Dessine-moi une Histoire


Dessine-moi une Histoire

De "Django Unchained" à "Zero Dark Thirty", dessine-moi une Histoire.

Article de Fabien Alloin



Avant que ne se termine Inglorious Basterds (2009), Quentin Tarantino condamne les accès d'un cinéma où s’installe confortablement Hitler et tout le gratin du Troisième Reich. Quand la salle se trouve plongée dans le noir, on comprend vite que plus personne ne pourra en sortir. Une jeune femme, Shoshana, met le feu au cinéma, une petite poignée d'Américains le fait exploser et le réalisateur tord le cou à l'Histoire ; lui construit à l'explosif d'autres portes de sortie. Durant Cannes 2009, Samir Ardjoum rapportait un point important vis à vis de cette grande scène : « Tu verras, dans quelques années, les américains oublieront qu’Hitler s’est suicidé ». Sur l'écran de la salle en flammes, Shoshana éclate de rire en voyant qu'elle est enfin vengée, elle, sa famille, le peuple juif et avec eux tous les opprimés du nazisme.

Même en regardant son nouveau film sous toutes les coutures, ce renversement de l'Histoire, cette bifurcation que permet la fiction est absente de Django Unchained. Si Django se libère dans l'Amérique esclavagiste d'avant la guerre de Sécession, rien de ce qu'il fait ne semble pouvoir avoir une quelconque incidence sur l'Histoire. Profondément ancré dans la fiction, incapable d'emmener avec lui des personnages historiques aussi facilement reconnaissables que ceux d'Inglorious Basterds - Candy n'est pas Hitler - si Histoire il y a dans Django Unchained elle est autour. Elle a comme noms décors, maquillage, costumes. La petite histoire est bien lovée dans la grande mais l'esclavage, le Ku Klux Klan, l'Ouest américain, tout ça fait partie d'un tout et n’est que la mise en image d'un paysage. Quentin Tarantino y construit son film et y développe donc ses thèmes comme il l'avait fait plus tôt dans le cinéma bis - Boulevard de la mort (2007) - le film de blaxpoitation - Jackie Brown (1997) - ou le chambara et le western - le dyptique Kill Bill (2003 et 2004). Rien de nouveau sous le soleil en somme et rien ne pouvant justifier la polémique qui a accompagnée la sortie du film aux États-Unis - si ce n'est cette envie de Quentin Tarantino de revendiquer coûte que coûte cette filiation à l'égard de la grande Histoire.

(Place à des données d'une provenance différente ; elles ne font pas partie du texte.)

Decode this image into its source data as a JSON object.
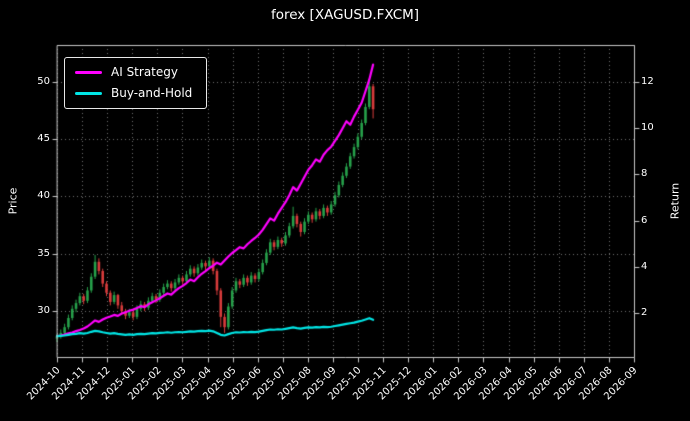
{
  "chart_data": {
    "type": "candlestick+line",
    "title": "forex [XAGUSD.FXCM]",
    "background": "#000000",
    "text_color": "#ffffff",
    "grid": {
      "show": true,
      "style": "dotted",
      "color": "rgba(255,255,255,0.45)"
    },
    "x_axis": {
      "tick_labels": [
        "2024-10",
        "2024-11",
        "2024-12",
        "2025-01",
        "2025-02",
        "2025-03",
        "2025-04",
        "2025-05",
        "2025-06",
        "2025-07",
        "2025-08",
        "2025-09",
        "2025-10",
        "2025-11",
        "2025-12",
        "2026-01",
        "2026-02",
        "2026-03",
        "2026-04",
        "2026-05",
        "2026-06",
        "2026-07",
        "2026-08",
        "2026-09"
      ],
      "axis_span_months": 23,
      "data_span_months": 12.6
    },
    "left_axis": {
      "label": "Price",
      "ticks": [
        30,
        35,
        40,
        45,
        50
      ],
      "range": [
        26.0,
        53.2
      ]
    },
    "right_axis": {
      "label": "Return",
      "ticks": [
        2,
        4,
        6,
        8,
        10,
        12
      ],
      "range": [
        0.1,
        13.6
      ]
    },
    "legend": {
      "position": "upper-left",
      "entries": [
        {
          "label": "AI Strategy",
          "color": "#ff00ff"
        },
        {
          "label": "Buy-and-Hold",
          "color": "#00e5e5"
        }
      ]
    },
    "price_candles": {
      "axis": "left",
      "up_color": "#26a04a",
      "down_color": "#d83b3b",
      "ohlc": [
        [
          27.6,
          28.0,
          27.3,
          27.8
        ],
        [
          27.8,
          28.4,
          27.6,
          28.1
        ],
        [
          28.1,
          28.9,
          28.0,
          28.6
        ],
        [
          28.6,
          29.7,
          28.4,
          29.4
        ],
        [
          29.4,
          30.5,
          29.2,
          30.2
        ],
        [
          30.2,
          31.0,
          29.9,
          30.7
        ],
        [
          30.7,
          31.6,
          30.5,
          31.3
        ],
        [
          31.3,
          31.5,
          30.6,
          30.9
        ],
        [
          30.9,
          32.1,
          30.7,
          31.8
        ],
        [
          31.8,
          33.3,
          31.6,
          33.0
        ],
        [
          33.0,
          34.9,
          32.8,
          34.3
        ],
        [
          34.3,
          34.6,
          33.2,
          33.5
        ],
        [
          33.5,
          33.7,
          32.1,
          32.4
        ],
        [
          32.4,
          32.6,
          31.3,
          31.6
        ],
        [
          31.6,
          31.8,
          30.5,
          30.8
        ],
        [
          30.8,
          31.7,
          30.6,
          31.4
        ],
        [
          31.4,
          31.5,
          30.2,
          30.5
        ],
        [
          30.5,
          30.8,
          29.7,
          30.0
        ],
        [
          30.0,
          30.2,
          29.3,
          29.6
        ],
        [
          29.6,
          30.2,
          29.4,
          29.9
        ],
        [
          29.9,
          30.1,
          29.2,
          29.5
        ],
        [
          29.5,
          30.5,
          29.3,
          30.2
        ],
        [
          30.2,
          30.9,
          30.0,
          30.6
        ],
        [
          30.6,
          30.8,
          30.0,
          30.3
        ],
        [
          30.3,
          31.2,
          30.1,
          30.9
        ],
        [
          30.9,
          31.6,
          30.7,
          31.3
        ],
        [
          31.3,
          31.5,
          30.7,
          31.0
        ],
        [
          31.0,
          31.9,
          30.8,
          31.6
        ],
        [
          31.6,
          32.4,
          31.4,
          32.1
        ],
        [
          32.1,
          32.7,
          31.9,
          32.4
        ],
        [
          32.4,
          32.6,
          31.7,
          32.0
        ],
        [
          32.0,
          32.8,
          31.8,
          32.5
        ],
        [
          32.5,
          33.2,
          32.3,
          32.9
        ],
        [
          32.9,
          33.1,
          32.3,
          32.6
        ],
        [
          32.6,
          33.5,
          32.4,
          33.2
        ],
        [
          33.2,
          34.0,
          33.0,
          33.7
        ],
        [
          33.7,
          33.9,
          33.0,
          33.3
        ],
        [
          33.3,
          34.1,
          33.1,
          33.8
        ],
        [
          33.8,
          34.5,
          33.6,
          34.2
        ],
        [
          34.2,
          34.4,
          33.6,
          33.9
        ],
        [
          33.9,
          34.7,
          33.7,
          34.4
        ],
        [
          34.4,
          34.6,
          33.2,
          33.5
        ],
        [
          33.5,
          33.7,
          31.4,
          31.8
        ],
        [
          31.8,
          32.0,
          28.6,
          29.5
        ],
        [
          29.5,
          29.8,
          28.1,
          28.6
        ],
        [
          28.6,
          30.7,
          28.4,
          30.4
        ],
        [
          30.4,
          32.1,
          30.2,
          31.8
        ],
        [
          31.8,
          32.9,
          31.6,
          32.6
        ],
        [
          32.6,
          32.8,
          32.0,
          32.3
        ],
        [
          32.3,
          33.2,
          32.1,
          32.9
        ],
        [
          32.9,
          33.1,
          32.2,
          32.5
        ],
        [
          32.5,
          33.4,
          32.3,
          33.1
        ],
        [
          33.1,
          33.3,
          32.5,
          32.8
        ],
        [
          32.8,
          33.7,
          32.6,
          33.4
        ],
        [
          33.4,
          34.5,
          33.2,
          34.2
        ],
        [
          34.2,
          35.4,
          34.0,
          35.1
        ],
        [
          35.1,
          36.3,
          34.9,
          36.0
        ],
        [
          36.0,
          36.2,
          35.3,
          35.6
        ],
        [
          35.6,
          36.5,
          35.4,
          36.2
        ],
        [
          36.2,
          36.4,
          35.6,
          35.9
        ],
        [
          35.9,
          36.9,
          35.7,
          36.6
        ],
        [
          36.6,
          37.7,
          36.4,
          37.4
        ],
        [
          37.4,
          39.1,
          37.2,
          38.3
        ],
        [
          38.3,
          38.5,
          37.3,
          37.6
        ],
        [
          37.6,
          37.8,
          36.5,
          36.9
        ],
        [
          36.9,
          38.1,
          36.7,
          37.8
        ],
        [
          37.8,
          38.7,
          37.6,
          38.4
        ],
        [
          38.4,
          38.6,
          37.7,
          38.0
        ],
        [
          38.0,
          39.0,
          37.8,
          38.7
        ],
        [
          38.7,
          38.9,
          38.0,
          38.3
        ],
        [
          38.3,
          39.3,
          38.1,
          39.0
        ],
        [
          39.0,
          39.2,
          38.3,
          38.6
        ],
        [
          38.6,
          39.6,
          38.4,
          39.3
        ],
        [
          39.3,
          40.4,
          39.1,
          40.1
        ],
        [
          40.1,
          41.3,
          39.9,
          41.0
        ],
        [
          41.0,
          42.1,
          40.8,
          41.8
        ],
        [
          41.8,
          42.9,
          41.6,
          42.6
        ],
        [
          42.6,
          43.8,
          42.4,
          43.5
        ],
        [
          43.5,
          44.6,
          43.3,
          44.3
        ],
        [
          44.3,
          45.5,
          44.1,
          45.2
        ],
        [
          45.2,
          46.7,
          45.0,
          46.4
        ],
        [
          46.4,
          48.1,
          46.2,
          47.8
        ],
        [
          47.8,
          50.3,
          47.6,
          49.6
        ],
        [
          49.6,
          49.8,
          46.8,
          47.6
        ]
      ]
    },
    "series": [
      {
        "name": "AI Strategy",
        "axis": "right",
        "color": "#ff00ff",
        "line_width": 2.2,
        "values": [
          1.0,
          1.03,
          1.07,
          1.12,
          1.16,
          1.22,
          1.27,
          1.33,
          1.42,
          1.55,
          1.68,
          1.62,
          1.72,
          1.8,
          1.85,
          1.92,
          1.88,
          1.98,
          2.04,
          2.1,
          2.15,
          2.22,
          2.3,
          2.26,
          2.38,
          2.47,
          2.55,
          2.64,
          2.75,
          2.85,
          2.8,
          2.95,
          3.08,
          3.18,
          3.3,
          3.45,
          3.38,
          3.55,
          3.7,
          3.82,
          3.95,
          4.05,
          4.18,
          4.1,
          4.28,
          4.45,
          4.6,
          4.72,
          4.85,
          4.8,
          4.98,
          5.12,
          5.25,
          5.4,
          5.6,
          5.85,
          6.1,
          6.0,
          6.3,
          6.55,
          6.8,
          7.1,
          7.45,
          7.3,
          7.6,
          7.9,
          8.2,
          8.4,
          8.65,
          8.55,
          8.85,
          9.05,
          9.2,
          9.45,
          9.7,
          10.0,
          10.3,
          10.15,
          10.5,
          10.8,
          11.1,
          11.6,
          12.1,
          12.75
        ]
      },
      {
        "name": "Buy-and-Hold",
        "axis": "right",
        "color": "#00e5e5",
        "line_width": 2.2,
        "values": [
          1.0,
          1.01,
          1.03,
          1.06,
          1.09,
          1.1,
          1.13,
          1.11,
          1.14,
          1.19,
          1.23,
          1.21,
          1.17,
          1.14,
          1.11,
          1.13,
          1.1,
          1.08,
          1.06,
          1.08,
          1.06,
          1.09,
          1.1,
          1.09,
          1.11,
          1.13,
          1.12,
          1.14,
          1.15,
          1.17,
          1.15,
          1.17,
          1.18,
          1.17,
          1.19,
          1.21,
          1.2,
          1.22,
          1.23,
          1.22,
          1.24,
          1.21,
          1.14,
          1.06,
          1.03,
          1.09,
          1.14,
          1.17,
          1.16,
          1.18,
          1.17,
          1.19,
          1.18,
          1.2,
          1.23,
          1.26,
          1.29,
          1.28,
          1.3,
          1.29,
          1.32,
          1.35,
          1.38,
          1.35,
          1.33,
          1.36,
          1.38,
          1.37,
          1.39,
          1.38,
          1.4,
          1.39,
          1.41,
          1.44,
          1.47,
          1.5,
          1.53,
          1.56,
          1.59,
          1.63,
          1.67,
          1.72,
          1.78,
          1.71
        ]
      }
    ]
  }
}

Coincée entre faits historiques et traitement intimiste, cette semaine Kathryn Bigelow ne choisit pas. Le paysage de son Zero Dark Thirty est celui de la traque d’Oussama ben Laden orchestrée par la CIA et le personnage principal, Maya - interprétée par Jessica Chastain - est là pour nous la faire vivre de l’intérieur. Les voix des victimes du 11 septembre 2001 ouvrent le film, le corps d'Oussama ben Laden le ferme et entre ces deux instants la cinéaste ne laisse rien de côté filmant tortures, interrogatoires, briefings de bureau et fraternité de soldats comme elle suivrait avec zèle un cahier des charges. Tout cela ne serait pas si grave si le regard de Jessica Chastain ne permettait pas à Kathryn Bigelow de tout justifier. On accepte ce que l’on voit car le personnage de Maya le fait avant nous - la regarder assister avec professionnalisme à une scène de torture dès les premières minutes donne le la. Aucun regard critique ne semble possible sur des images que la cinéaste fait prémâcher par son personnage. La mort d’Oussama ben Laden apparaît alors rapidement comme une vengeance personnelle : on nous montre que le terroriste a causé le décès d’une amie de Maya et qu’à travers sa propre mort à lui, la jeune femme prendrait du galon. L’Histoire est à l’image mais n’est qu’un outil. On entend et lit à droite et à gauche dans la presse française que Zero Dark Thirty met en scène le combat courageux d’une femme au milieu d’hommes et pourquoi pas l’autobiographie déguisée de son auteur. Le profond malaise que laisse ce film, plus encore que de constater que l’Histoire n’a pas fini de se faire tordre le cou, confirme bien qu’à deux poids, deux mesures. Quand certains invitent Tupac dans leur western et se font prendre la main dans le sac tentant de forcer le passage, d’autres passent entre les mailles du filet.